Now living in a small city I miss some of the benefits one would get from living in an urban environment with greater opportunities to show and share my photographs. I often feel that I am working in a vacuum. Keeping in touch with other artists and showing work on-line has become very important to me. Also going to photo conferences and portfolio reviews help.

What is next?

That is another hard question. Since I was very successful in publishing a photo book of my African images I would like to publish my Mississippi work in book form. I would also like to continue to get that work shown. In addition, I have several other older projects that I am still working on and would like to do something with. One is called Young Rising: Cultural Findings in African Cities. Another is La Dolce Vista, a photo book of images taken in Umbria, Italy which I made with my former photo student Philippa Stannard. It is currently a Blurb book on demand. It attracted hundreds of viewers in an exhibition in a 15th century church turned into gallery in Perugia, Italy in 2014. We often spend summers there studying Italian and reconnecting with Italian friends.

Also I like experimenting with different types of photography. I really liked working with Polaroid film and was upset when they stopped making it. For years I made small Polaroid transfers of my best color work.

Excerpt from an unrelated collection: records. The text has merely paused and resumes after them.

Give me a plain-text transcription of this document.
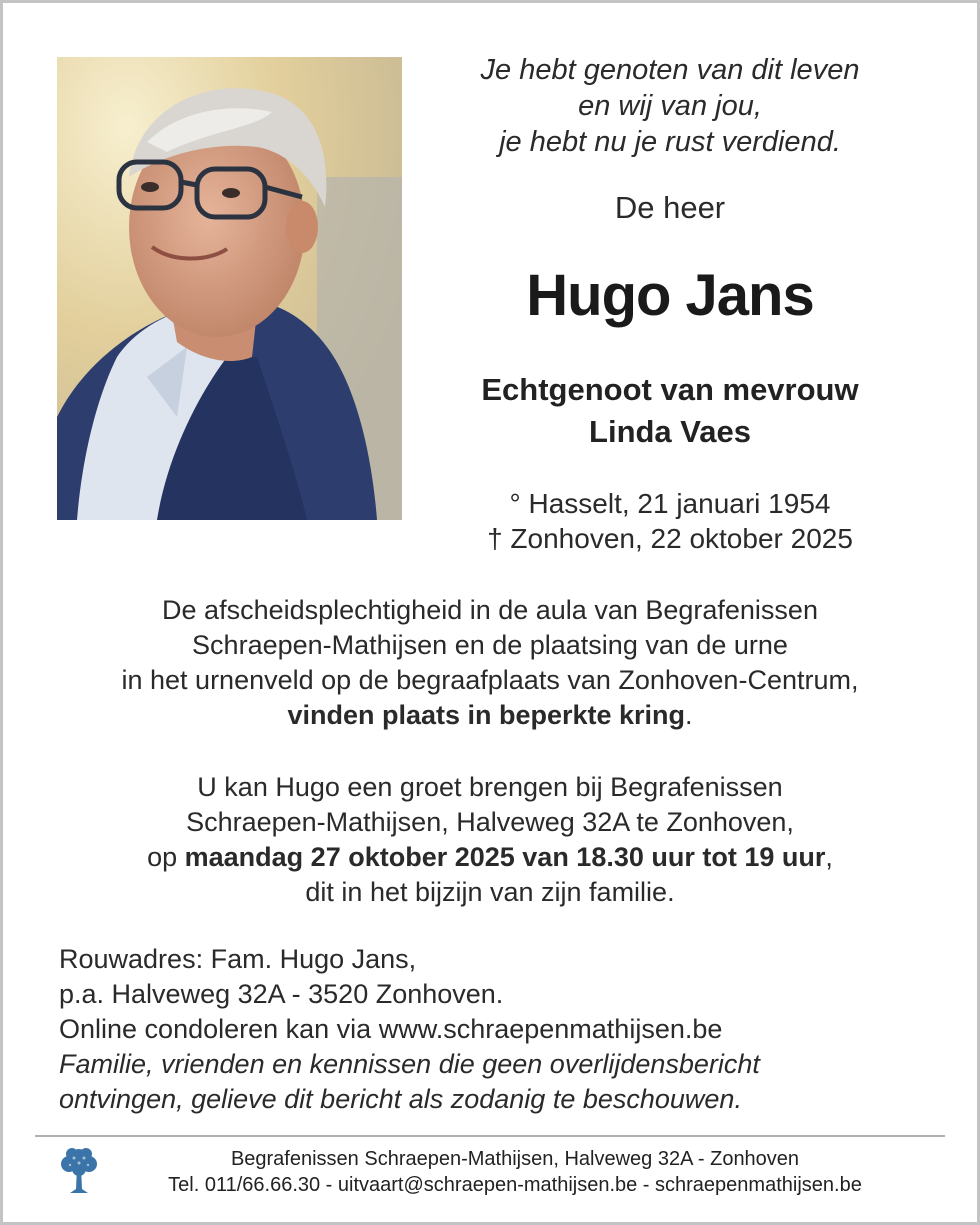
Je hebt genoten van dit leven
en wij van jou,
je hebt nu je rust verdiend.
De heer
Hugo Jans
Echtgenoot van mevrouw
Linda Vaes
° Hasselt, 21 januari 1954
† Zonhoven, 22 oktober 2025
De afscheidsplechtigheid in de aula van Begrafenissen
Schraepen-Mathijsen en de plaatsing van de urne
in het urnenveld op de begraafplaats van Zonhoven-Centrum,
vinden plaats in beperkte kring.
U kan Hugo een groet brengen bij Begrafenissen
Schraepen-Mathijsen, Halveweg 32A te Zonhoven,
op maandag 27 oktober 2025 van 18.30 uur tot 19 uur,
dit in het bijzijn van zijn familie.
Rouwadres: Fam. Hugo Jans,
p.a. Halveweg 32A - 3520 Zonhoven.
Online condoleren kan via www.schraepenmathijsen.be
Familie, vrienden en kennissen die geen overlijdensbericht
ontvingen, gelieve dit bericht als zodanig te beschouwen.
Begrafenissen Schraepen-Mathijsen, Halveweg 32A - Zonhoven
Tel. 011/66.66.30 - uitvaart@schraepen-mathijsen.be - schraepenmathijsen.be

They are little art pieces and have been quite popular with friends and private collectors. Now I have started taking instant photographs with old Polaroid cameras using film made by the Impossible Project.

Mississippi: The Place I Live © Betty Press
Mississippi: The Place I Live © Betty Press

Thank you Betty for sharing  your work with us. To learn more about the work of Betty Press please visit her site at Betty Press.

 

thank you800.

6 thoughts on “Mississippi The Place Where I Live, Betty Press

  1. Thanks for sharing Betty’s work, which I’m embarrassed to say I wasn’t familiar with but now will seek out more of her fascinating stories and photos.

  2. What a treat! Especially, I had seen some of Betty’s African work, but knew little about her life. And, her polaroids are sumptuous!

  3. I count myself fortunate as two of Betty’s large black-and-white photographs of African scenes, placed next to each other, grace our room. Looking at some of her photos taken in Mississippi, I sense the kind of “weird” distance she talks about in the interview, when she tells us: “We were outsiders in Africa being Americans but in Mississippi we felt even more like outsiders though this is part of our country. It’s a weird and uncomfortable feeling. White and black communities are very segregated here and we float between the two feeling somewhat uncomfortable in both.” I don’t see that lack of comfort in her African photographs and it would be intriguing to juxtapose a selection from Kenya and Mississippi, as both are her lived places. Finally, I am intrigued by the fact that she prefers black-and-white photography, and the fact that she has rediscovered the poetic documentary value of the “imperfections” captured by old cameras. There is an honesty in her focus on others, often strangers, precious in this mediated world of alien selfies invading our electronic brains.